Era imposible que Joel pudiera permitirse un regalo así, lo sabía, no a menos que le mintiera aún más de lo que sospechaba respecto a cuánto ganaba con el camión. La única conclusión posible era que estaba involucrado en algo ilegal, y los pendientes formaban parte de eso: un trueque, quizás, o una adquisición con parte de las ganancias. Eso les restó algo de su belleza. Karen no había robado nada en su vida, ni siquiera un caramelo o un cosmético barato, los objetivos habituales de los ladrones menores entre sus amigos del instituto. En la cafetería, nunca se llevaba más comida de la que cada empleado tenía asignada. En todo caso, era una cantidad más que generosa, y no veía razón para dejarse llevar por la codicia, por más que hubiese un par de camareras que empleaban esa asignación como excusa para llevarse comida a casa y atracarse ellas, sus novios y probablemente cualquiera que pasara por allí.
Pero los pendientes eran en verdad preciosos.
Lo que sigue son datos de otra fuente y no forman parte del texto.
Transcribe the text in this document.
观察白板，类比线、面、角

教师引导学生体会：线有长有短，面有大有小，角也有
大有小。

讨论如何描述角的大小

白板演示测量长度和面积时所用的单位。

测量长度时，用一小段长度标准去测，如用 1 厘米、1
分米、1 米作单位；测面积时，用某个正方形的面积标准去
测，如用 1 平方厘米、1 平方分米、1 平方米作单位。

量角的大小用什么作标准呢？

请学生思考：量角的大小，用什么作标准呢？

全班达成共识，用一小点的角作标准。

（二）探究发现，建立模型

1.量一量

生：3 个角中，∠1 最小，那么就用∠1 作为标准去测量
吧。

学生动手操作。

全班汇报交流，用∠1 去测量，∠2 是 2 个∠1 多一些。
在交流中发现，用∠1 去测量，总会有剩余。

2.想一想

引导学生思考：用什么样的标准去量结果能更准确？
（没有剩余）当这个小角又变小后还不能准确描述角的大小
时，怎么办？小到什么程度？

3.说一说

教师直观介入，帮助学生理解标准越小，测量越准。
Nunca le habían regalado nada tan exquisito, tan antiguo, tan valioso. Ahora que los llevaba puestos, no quería quitárselos. Si él conseguía convencerla de que habían llegado a sus manos de manera honrada, se los quedaría, pero si le mentía, se daría cuenta. Si él decidía mentirle sobre los pendientes, la relación se hallaría bajo una verdadera amenaza. Ya había decidido perdonarlo por pegarle otra vez porque lo quería, pero había llegado el momento de que fuese sincero con ella, y quizá también consigo mismo.
Se sentó en la cama y encendió el televisor. Qué demonios, se dijo, y se lió un segundo porro. Vio una película, una comedia estúpida que ya había visto pero que se le antojó mucho más divertida ahora que estaba un poco colocada. Siguió otra película, ésta de acción, pero ella empezaba a amodorrarse. Se le cerraron los ojos. Oyó sus propios ronquidos y se despertó. Se tendió y apoyó la cabeza en la almohada. Volvieron a oírse las voces, pero ahora tuvo la extraña sensación de que ese sueño, y las pesadillas sobre Clarence Buttle, se habían fundido en un mismo sueño, porque en él percibía una presencia cercana.
No, no en el sueño.
En la casa.
Abrió los ojos.
– ¿Joel? -dijo, pensando que quizás él hubiera regresado antes de lo previsto-. ¿Eres tú?
No hubo respuesta, pero percibió que sus palabras habían provocado una reacción en alguna otra parte de la casa: quietud donde antes había habido movimiento, silencio donde había habido sonido.
Se incorporó. Arrugó la nariz. Percibió un olor raro: a humedad, pero un poco perfumada, como una vestidura antigua de iglesia impregnada aún del aroma a incienso. Cogió la bata y se la puso, cubriendo su desnudez, y ya se disponía a acercarse a la puerta del dormitorio cuando se lo pensó mejor. Regresó a su mesilla de noche y abrió el cajón. Dentro había una Lady Smith 60 readaptada para balas de calibre 0.38. Joel había insistido en que tuviera un arma en la casa, y le había enseñado a disparar en el bosque. A ella no le gustaba el revólver, y había accedido a tenerlo en gran medida para tranquilizarlo, pero ahora se alegraba de no estar indefensa del todo en ausencia de Joel.
Esperó en lo alto de la escalera, pero no oyó nada, no en un primer momento. Después, poco a poco, lo percibió.
Se oían otra vez los susurros, y esta vez no dormía.